Brendan Grady, a four-year starter and two-year captain for Swarthmore, returned to his alma mater in 2013 as an assistant men’s soccer coach. His responsibilities include recruiting, video analysis, tactical analysis of matches, and he assists with all other aspects of the program.
Grady is also beginning his third year as a program director with Soccer for Success, a mentorship program for youth in nearby Chester which helps children fight obesity through staying active and playing soccer. He also spent the 2009 and 2010 seasons as an assistant coach with the Widener University men’s soccer team.
Before coaching, Grady enjoyed a decorated career with the Garnet men’s soccer program between 2004 and 2007. He was named the 2007 ECAC Tournament MVP after leading Swarthmore to the team title and also earned places on the NSCAA All-Mid-Atlantic Region and All-Centennial Conference teams, as well as the Philadelphia Inquirer Academic All-Area Team.
Grady earned a bachelor’s degree in English from Swarthmore in 2009 and his Master’s of Fine Arts in poetry from the Warren Wilson MFA Program for Writers in 2012. He holds a USSF “B” coaching license.
Why did you decide to become a college soccer coach?
BG: As a former centerback, I was a bit of a coach on the field. I've been addicted to the game since I was a kid. Once my playing career was over, I needed a way to scratch the itch. Over the years, I’ve come to value the team-building process as one of the most valuable there is. Getting 28 players pulling in the same direction as a cohesive unit is infinitely challenging, extremely rewarding work.

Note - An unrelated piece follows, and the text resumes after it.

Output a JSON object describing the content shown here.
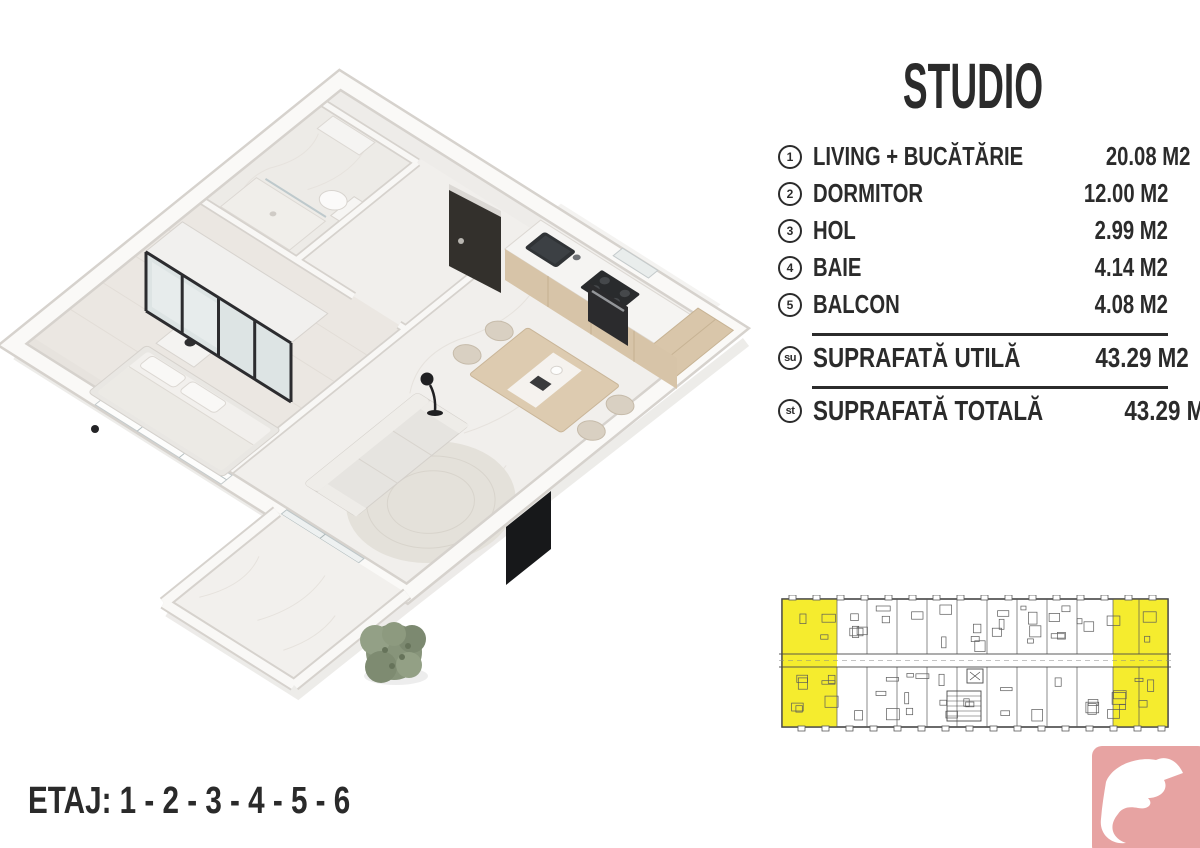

Who has been the biggest influence on your coaching career? What did you learn from them?
BG: I've been lucky to have multiple influences. Coach Wagner (Swarthmore College) drove home the value of work ethic and discipline needed to reach the next level as a player and then as a coach. He’s also taught me the difference between building a team versus leading a program. My club coach, Tim Martin had a massive influence on my formation as a player, particularly how to view the game strategically -- to take away the opponent's strengths and capitalize on their weaknesses.
What are the three most important skills you try to instill in your players?
BG: 1) Collective decision-making 2) Composure on the ball 3) Willingness to take calculated risks.
What training exercises do you find yourself returning to again and again?
BG: Boxes, 5vs2, Rondos whatever you want to call them. To quote Cruyff: "everything that goes on in the match, except shooting, you can do in the rondo." I use varying rondo exercises to teach different facets of the game. I'm convinced it is the single most powerful exercise to improve decision-making and speed of
What were your biggest strengths and weaknesses as a player?
BG: My greatest strength as a centerback was anticipation. If you lined me up in a 20 meter spring against pretty much any forward, I would lose based upon speed alone. In the game, though, I tended to beat forwards to where they wanted to go and hardly put myself into a straight foot rate. Secondly, I had a knack for finding the outlet early in transition to help build the attack. On the flip side: I was short for a centerback, slow as molasses, and certainly could have improved more technically -- particularly the ability to break lines with 20-30 yard driven balls on the ground.
What is your ideal system of play? Why?
BG: I believe in matching the system and style of play to the qualities of the team. That being said, I have an affinity for the 4-4-2 diamond shape. The system requires a strong back line and #6 with outside backs who can get forward to provide width; a quality #10 who can change the rhythm of the game; two #8's who are comfortable centrally and in wide areas; and forwards with a high IQ level to coordinate their movements and recognize when to make runs into the channel.